Potential effects on pain receptor/transmission pathways were investigated in a mouse model. Yang and colleagues treated 23 young male ICR mice with 0.3 mL of a standardized CVT-E002 solution by gastrogavage for 4 consecutive days.26 Twenty control mice received the same volume of water by standard blunt needle gavage technique. A diluted formalin solution was injected into the paws of all mice in both groups in order to elicit pain response. The authors reported that the time spent licking or biting the injured paw at 25 to 30 minutes after injection was significantly less in the CVT-E002-treated group compared to the control group (p < 0.05).

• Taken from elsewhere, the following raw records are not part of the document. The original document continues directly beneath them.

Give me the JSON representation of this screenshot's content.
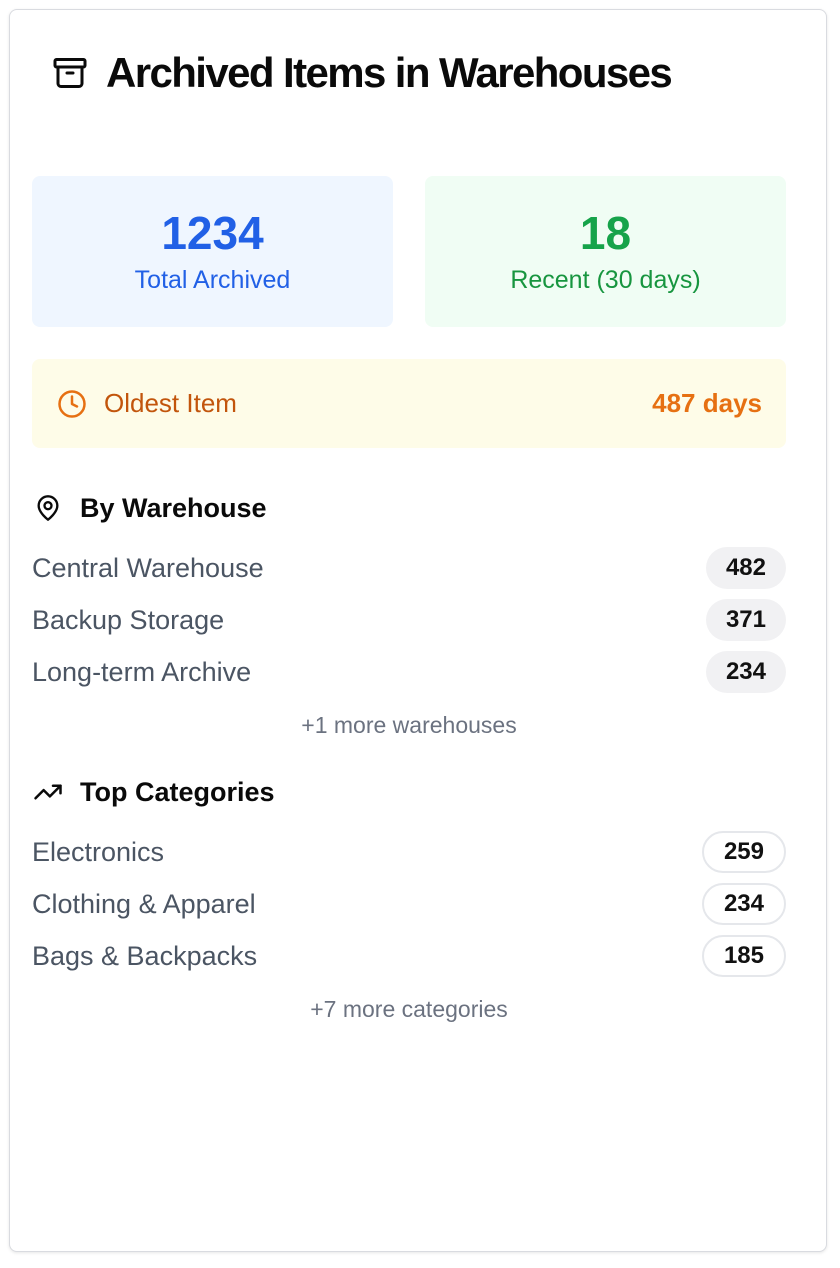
{
  "header": {
    "title": "Archived Items in Warehouses",
    "icon": "archive-icon"
  },
  "stats": {
    "total": {
      "value": "1234",
      "label": "Total Archived",
      "color": "#2160e6"
    },
    "recent": {
      "value": "18",
      "label": "Recent (30 days)",
      "color": "#16a34a"
    }
  },
  "oldest": {
    "label": "Oldest Item",
    "value": "487 days",
    "icon": "clock-icon"
  },
  "warehouses": {
    "title": "By Warehouse",
    "icon": "map-pin-icon",
    "items": [
      {
        "name": "Central Warehouse",
        "count": "482"
      },
      {
        "name": "Backup Storage",
        "count": "371"
      },
      {
        "name": "Long-term Archive",
        "count": "234"
      }
    ],
    "more": "+1 more warehouses"
  },
  "categories": {
    "title": "Top Categories",
    "icon": "trending-up-icon",
    "items": [
      {
        "name": "Electronics",
        "count": "259"
      },
      {
        "name": "Clothing & Apparel",
        "count": "234"
      },
      {
        "name": "Bags & Backpacks",
        "count": "185"
      }
    ],
    "more": "+7 more categories"
  }
}
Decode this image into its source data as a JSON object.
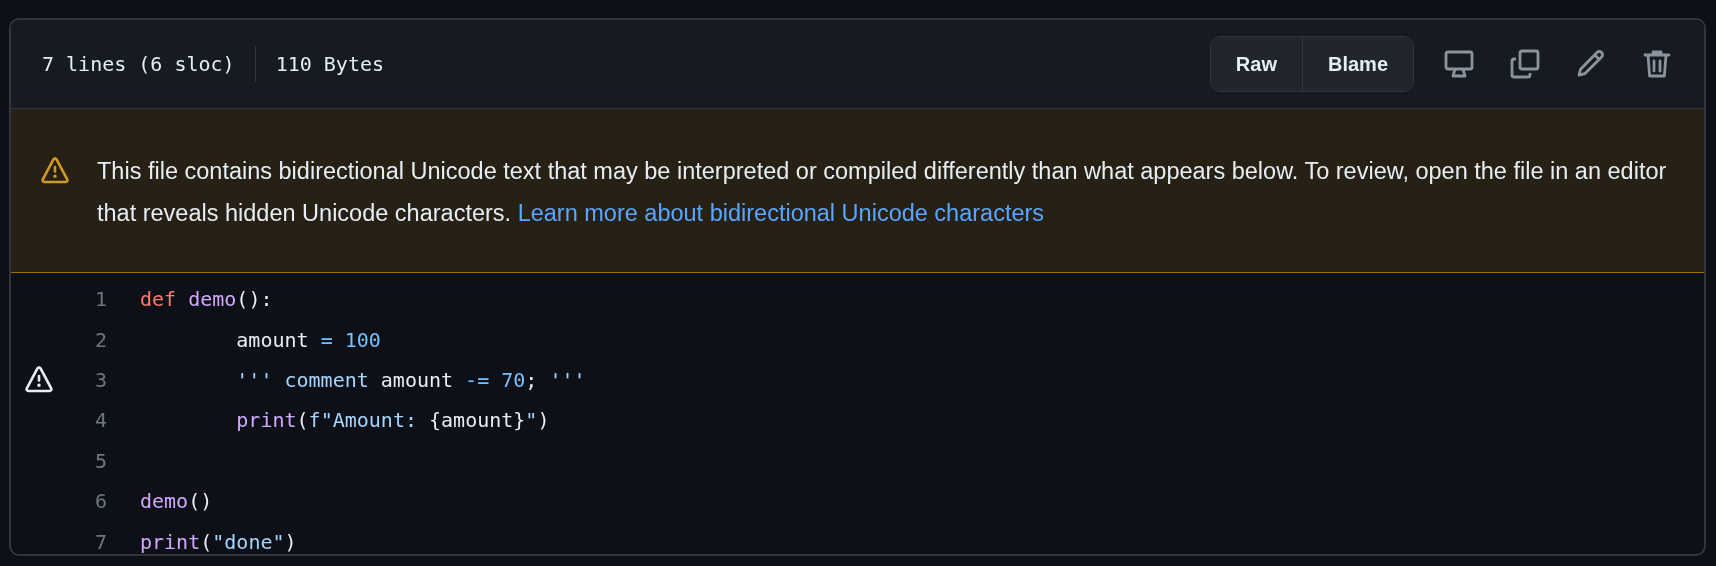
{
  "file_info": {
    "lines": "7 lines (6 sloc)",
    "size": "110 Bytes"
  },
  "buttons": [
    "Raw",
    "Blame"
  ],
  "warning": {
    "text": "This file contains bidirectional Unicode text that may be interpreted or compiled differently than what appears below. To review, open the file in an editor that reveals hidden Unicode characters.",
    "link": "Learn more about bidirectional Unicode characters"
  },
  "code_lines": [
    {
      "number": "1",
      "warning": false,
      "tokens": [
        {
          "kind": "keyword",
          "text": "def "
        },
        {
          "kind": "function",
          "text": "demo"
        },
        {
          "kind": "plain",
          "text": "():"
        }
      ]
    },
    {
      "number": "2",
      "warning": false,
      "tokens": [
        {
          "kind": "plain",
          "text": "        amount "
        },
        {
          "kind": "operator",
          "text": "="
        },
        {
          "kind": "number",
          "text": " 100"
        }
      ]
    },
    {
      "number": "3",
      "warning": true,
      "tokens": [
        {
          "kind": "string",
          "text": "        ''' comment"
        },
        {
          "kind": "plain",
          "text": " amount "
        },
        {
          "kind": "operator",
          "text": "-="
        },
        {
          "kind": "number",
          "text": " 70"
        },
        {
          "kind": "plain",
          "text": "; "
        },
        {
          "kind": "string",
          "text": "'''"
        }
      ]
    },
    {
      "number": "4",
      "warning": false,
      "tokens": [
        {
          "kind": "function",
          "text": "        print"
        },
        {
          "kind": "plain",
          "text": "("
        },
        {
          "kind": "string",
          "text": "f\"Amount: "
        },
        {
          "kind": "plain",
          "text": "{amount}"
        },
        {
          "kind": "string",
          "text": "\""
        },
        {
          "kind": "plain",
          "text": ")"
        }
      ]
    },
    {
      "number": "5",
      "warning": false
    },
    {
      "number": "6",
      "warning": false,
      "tokens": [
        {
          "kind": "function",
          "text": "demo"
        },
        {
          "kind": "plain",
          "text": "()"
        }
      ]
    },
    {
      "number": "7",
      "warning": false,
      "tokens": [
        {
          "kind": "function",
          "text": "print"
        },
        {
          "kind": "plain",
          "text": "("
        },
        {
          "kind": "string",
          "text": "\"done\""
        },
        {
          "kind": "plain",
          "text": ")"
        }
      ]
    }
  ]
}
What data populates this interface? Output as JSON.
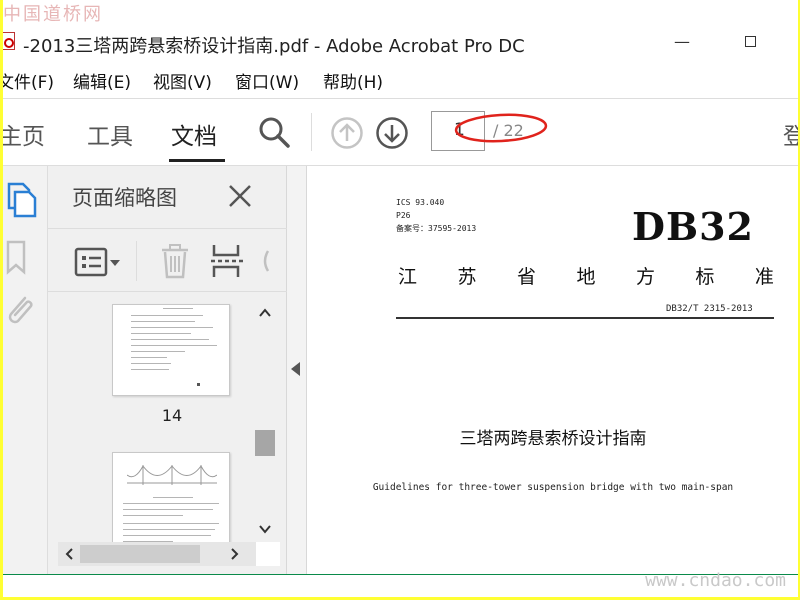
{
  "watermark": {
    "top": "中国道桥网",
    "bottom": "www.cndao.com"
  },
  "window": {
    "title": "-2013三塔两跨悬索桥设计指南.pdf - Adobe Acrobat Pro DC",
    "minimize_symbol": "—"
  },
  "menu": [
    "文件(F)",
    "编辑(E)",
    "视图(V)",
    "窗口(W)",
    "帮助(H)"
  ],
  "toolbar": {
    "tabs": [
      "主页",
      "工具",
      "文档"
    ],
    "active_tab": "文档",
    "page_current": "1",
    "page_total": "/ 22",
    "login_label": "登"
  },
  "thumbnails": {
    "title": "页面缩略图",
    "pages": [
      {
        "label": "14"
      }
    ]
  },
  "document": {
    "ics": "ICS 93.040",
    "ccs": "P26",
    "record": "备案号：37595-2013",
    "logo": "DB32",
    "standard_chars": [
      "江",
      "苏",
      "省",
      "地",
      "方",
      "标",
      "准"
    ],
    "code": "DB32/T 2315-2013",
    "title_cn": "三塔两跨悬索桥设计指南",
    "title_en": "Guidelines for three-tower suspension bridge with two main-span"
  },
  "colors": {
    "highlight_oval": "#e0231c",
    "outer_frame": "#ffff33",
    "bottom_rule": "#0a8a4a"
  }
}
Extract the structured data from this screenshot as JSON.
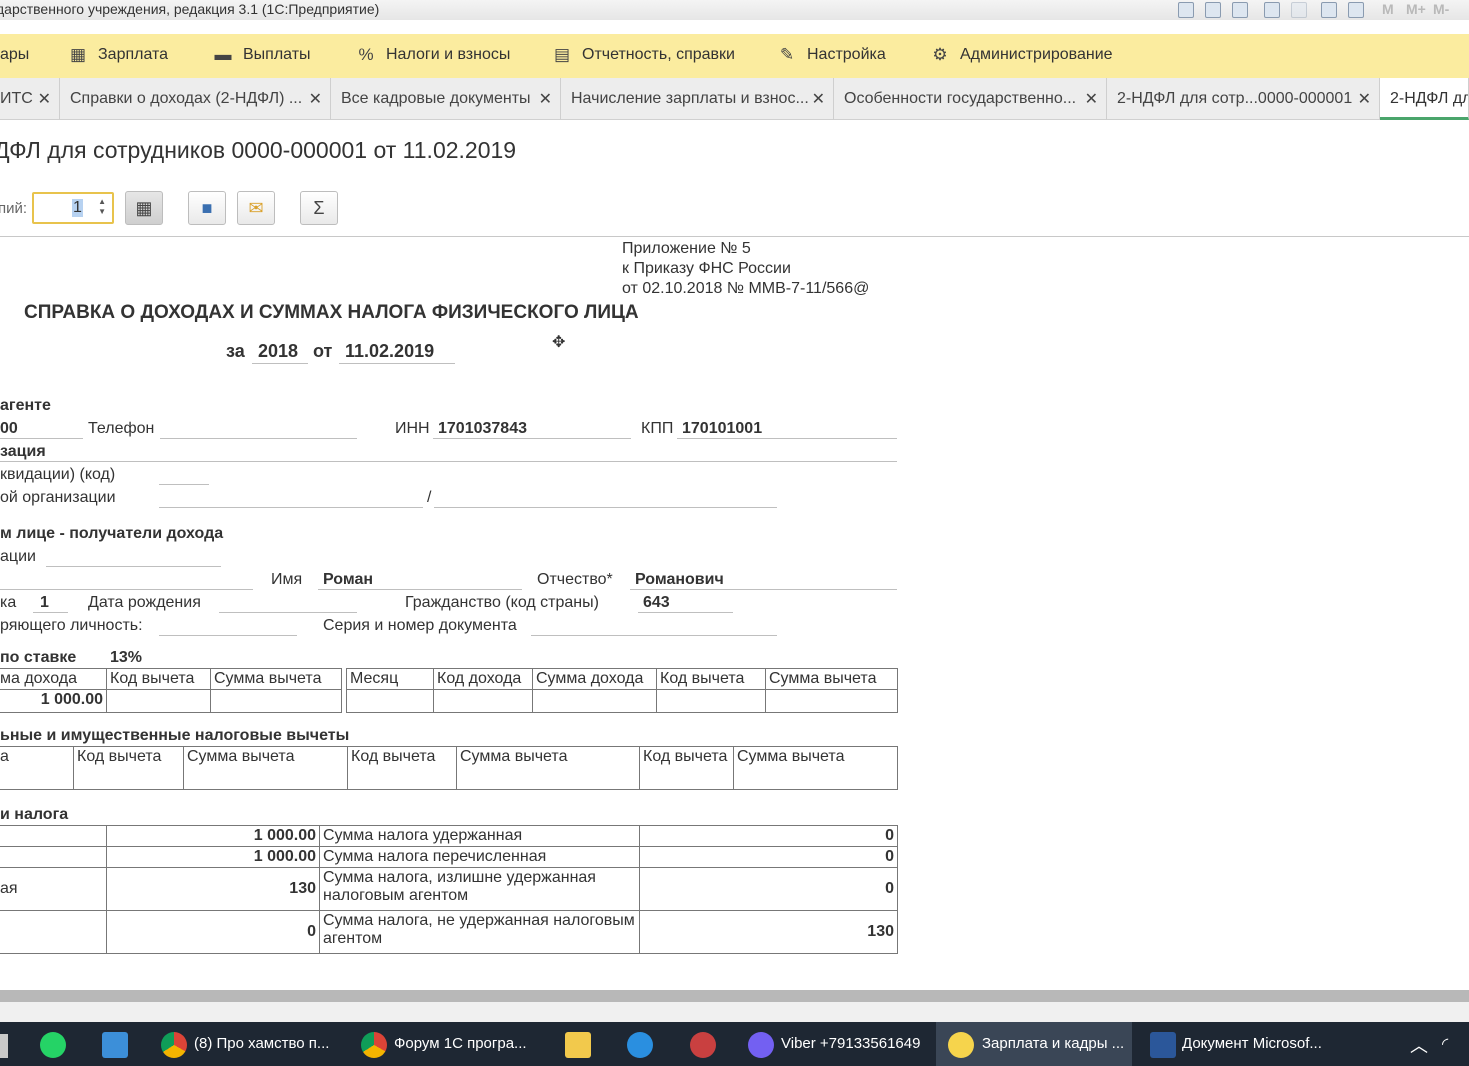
{
  "window": {
    "title": "дарственного учреждения, редакция 3.1  (1С:Предприятие)",
    "toolbar_text": [
      "M",
      "M+",
      "M-"
    ]
  },
  "menu": [
    {
      "label": "ары",
      "icon": ""
    },
    {
      "label": "Зарплата",
      "icon": "calculator-icon"
    },
    {
      "label": "Выплаты",
      "icon": "wallet-icon"
    },
    {
      "label": "Налоги и взносы",
      "icon": "percent-icon"
    },
    {
      "label": "Отчетность, справки",
      "icon": "reports-icon"
    },
    {
      "label": "Настройка",
      "icon": "wrench-icon"
    },
    {
      "label": "Администрирование",
      "icon": "gear-icon"
    }
  ],
  "tabs": [
    {
      "label": "ИТС"
    },
    {
      "label": "Справки о доходах (2-НДФЛ) ..."
    },
    {
      "label": "Все кадровые документы"
    },
    {
      "label": "Начисление зарплаты и взнос..."
    },
    {
      "label": "Особенности государственно..."
    },
    {
      "label": "2-НДФЛ для сотр...0000-000001"
    },
    {
      "label": "2-НДФЛ дл"
    }
  ],
  "doc_title": "ДФЛ для сотрудников 0000-000001 от 11.02.2019",
  "copies": {
    "label": "пий:",
    "value": "1"
  },
  "form": {
    "appendix": [
      "Приложение № 5",
      "к Приказу ФНС России",
      "от 02.10.2018 № ММВ-7-11/566@"
    ],
    "heading": "СПРАВКА О ДОХОДАХ И СУММАХ НАЛОГА ФИЗИЧЕСКОГО ЛИЦА",
    "za": "за",
    "year": "2018",
    "ot": "от",
    "date": "11.02.2019",
    "sec1": "агенте",
    "code_tail": "00",
    "phone_label": "Телефон",
    "inn_label": "ИНН",
    "inn": "1701037843",
    "kpp_label": "КПП",
    "kpp": "170101001",
    "org_label": "зация",
    "liq_label": "квидации)  (код)",
    "reorg_label": "ой организации",
    "slash": "/",
    "sec2": "м лице - получатели дохода",
    "inn_person_label": "ации",
    "name_label": "Имя",
    "name": "Роман",
    "patronymic_label": "Отчество*",
    "patronymic": "Романович",
    "status_label": "ка",
    "status": "1",
    "dob_label": "Дата рождения",
    "citizenship_label": "Гражданство (код страны)",
    "citizenship": "643",
    "doc_label": "ряющего личность:",
    "doc_series_label": "Серия и номер документа",
    "sec3_label": "по ставке",
    "rate": "13%",
    "t1_head_left": [
      "ма дохода",
      "Код вычета",
      "Сумма вычета"
    ],
    "t1_row_left": [
      "1 000.00",
      "",
      ""
    ],
    "t1_head_right": [
      "Месяц",
      "Код дохода",
      "Сумма дохода",
      "Код вычета",
      "Сумма вычета"
    ],
    "sec4": "ьные и имущественные налоговые вычеты",
    "t2_head": [
      "а",
      "Код вычета",
      "Сумма вычета",
      "Код вычета",
      "Сумма вычета",
      "Код вычета",
      "Сумма вычета"
    ],
    "sec5": "и налога",
    "t3": [
      {
        "a": "",
        "b": "1 000.00",
        "c": "Сумма налога удержанная",
        "d": "0"
      },
      {
        "a": "",
        "b": "1 000.00",
        "c": "Сумма налога перечисленная",
        "d": "0"
      },
      {
        "a": "ая",
        "b": "130",
        "c": "Сумма налога, излишне удержанная налоговым агентом",
        "d": "0"
      },
      {
        "a": "",
        "b": "0",
        "c": "Сумма налога, не удержанная налоговым агентом",
        "d": "130"
      }
    ]
  },
  "taskbar": [
    {
      "label": "",
      "icon": "whatsapp-icon"
    },
    {
      "label": "",
      "icon": "contacts-icon"
    },
    {
      "label": "(8) Про хамство п...",
      "icon": "chrome-icon"
    },
    {
      "label": "Форум 1С програ...",
      "icon": "chrome-icon"
    },
    {
      "label": "",
      "icon": "folder-icon"
    },
    {
      "label": "",
      "icon": "ie-icon"
    },
    {
      "label": "",
      "icon": "tool-icon"
    },
    {
      "label": "Viber +79133561649",
      "icon": "viber-icon"
    },
    {
      "label": "Зарплата и кадры ...",
      "icon": "onec-icon"
    },
    {
      "label": "Документ Microsof...",
      "icon": "word-icon"
    }
  ]
}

Predy et al27 describe analysis of blood samples from 42 of 323 participants in a randomized, controlled trial testing COLD-fX for the prevention of acute respiratory infection.16 Blood samples were taken before randomization and again at the end of the study for 21 people from the COLD-fX group and 21 people from the placebo group. Basic white blood cell neutrophil and lymphocyte differentials did not vary between treatment and control groups. However, average concentrations of CD4 helper cells and NK cells increased significantly more in the CVT-E002 group compared to the placebo group (p < 0.04 and p < 0.001, respectively). Plasma immunoglobulin A (IgA) levels decreased in both groups but were greater in the COLD-fX group compared to placebo (p < 0.03).